Del otro lado está, sin duda, nuestra conformidad, la fragilidad que evidencian nuestras convicciones cuando nos sentimos obligados a encajar en la opinión de la mayoría, o de la mayoría que se expresa. Y otros fenómenos sociales como la envidia, ya sea por provocarla o por el dolor de la comparación: mientras condenamos cualquier logro, hacemos que los mediocres se sientan superiores.

Llevamos décadas alabando y aplaudiendo en Cádiz a hombres de ese perfil que se hacen populares, gestionan sus relaciones públicas y se marchan a importantes cometidos sin volver la vista atrás. Son políticos, empresarios, directivos de todo tipo que se enorgullecen de ser del clan de Cádiz, aunque nunca hayan usado su posición para impulsar esta tierra. Solo regresan para exhibir su nuevo estatus, para hacer gala de camaradería con los suyos, para mantener las relaciones a las que tanto se deben.

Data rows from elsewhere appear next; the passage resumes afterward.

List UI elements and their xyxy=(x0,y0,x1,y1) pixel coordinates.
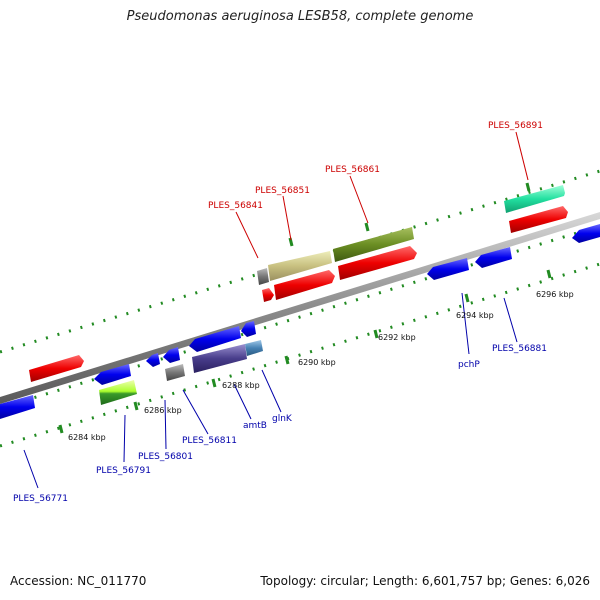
label-ples-56851: PLES_56851 xyxy=(255,186,310,196)
major-ticks xyxy=(58,182,552,434)
gene-red-forward-3 xyxy=(274,270,335,300)
scale-label-6284: 6284 kbp xyxy=(68,433,106,442)
gene-ples-56791-box xyxy=(99,380,137,405)
label-ples-56791: PLES_56791 xyxy=(96,466,151,476)
middle-tick-row xyxy=(0,224,600,410)
gene-ples-56771-box xyxy=(0,395,35,419)
gene-blue-reverse-6 xyxy=(94,364,131,385)
bottom-tick-row xyxy=(0,262,600,448)
gene-ples-56841-box xyxy=(257,268,269,285)
label-ples-56811: PLES_56811 xyxy=(182,436,237,446)
label-ples-56861: PLES_56861 xyxy=(325,165,380,175)
gene-ples-56891-box xyxy=(504,185,565,213)
label-pchp: pchP xyxy=(458,360,480,370)
accession-text: Accession: NC_011770 xyxy=(10,574,147,588)
gene-blue-reverse-2 xyxy=(189,326,241,352)
gene-ples-56851-box xyxy=(268,251,332,281)
map-title: Pseudomonas aeruginosa LESB58, complete … xyxy=(126,9,474,24)
scale-label-6296: 6296 kbp xyxy=(536,290,574,299)
scale-label-6288: 6288 kbp xyxy=(222,381,260,390)
reverse-strand-genes xyxy=(0,224,600,419)
gene-ples-56861-box xyxy=(333,227,414,262)
gene-red-forward-4 xyxy=(262,288,274,302)
gene-blue-reverse-5 xyxy=(146,353,160,367)
label-ples-56801: PLES_56801 xyxy=(138,452,193,462)
label-leaders xyxy=(23,131,529,489)
scale-label-6294: 6294 kbp xyxy=(456,311,494,320)
gene-ples-56881-box xyxy=(475,247,512,268)
gene-amtb-box xyxy=(192,344,247,373)
label-ples-56771: PLES_56771 xyxy=(13,494,68,504)
label-amtb: amtB xyxy=(243,421,267,431)
gene-ples-56811-box xyxy=(165,364,185,381)
gene-red-forward-2 xyxy=(338,246,417,280)
gene-blue-reverse-1 xyxy=(572,224,600,243)
label-ples-56841: PLES_56841 xyxy=(208,201,263,211)
gene-red-forward-1 xyxy=(509,206,568,233)
gene-red-forward-5 xyxy=(29,355,84,382)
label-ples-56891: PLES_56891 xyxy=(488,121,543,131)
forward-strand-genes xyxy=(29,185,568,382)
label-glnk: glnK xyxy=(272,414,293,424)
scale-label-6292: 6292 kbp xyxy=(378,333,416,342)
label-ples-56881: PLES_56881 xyxy=(492,344,547,354)
topology-text: Topology: circular; Length: 6,601,757 bp… xyxy=(260,574,590,588)
genome-backbone xyxy=(0,212,600,404)
gene-blue-reverse-4 xyxy=(163,347,180,363)
gene-glnk-box xyxy=(245,340,263,356)
gene-pchp-box xyxy=(427,258,469,280)
scale-label-6286: 6286 kbp xyxy=(144,406,182,415)
scale-label-6290: 6290 kbp xyxy=(298,358,336,367)
gene-blue-reverse-3 xyxy=(241,321,256,337)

Lo terrible es que nadie relacione todo ese estilo promocional con el capitalismo clientelar, ese que no distingue el amiguismo de la corrupción, y que reduce la productividad y el crecimiento económico de forma inversamente proporcional a la dependencia del clientelismo. Tampoco lo relacionan con el bajo perfil de los directivos de las empresas (el Banco de España dixit) ni con la lógica que nos hace promocionar a mediocres.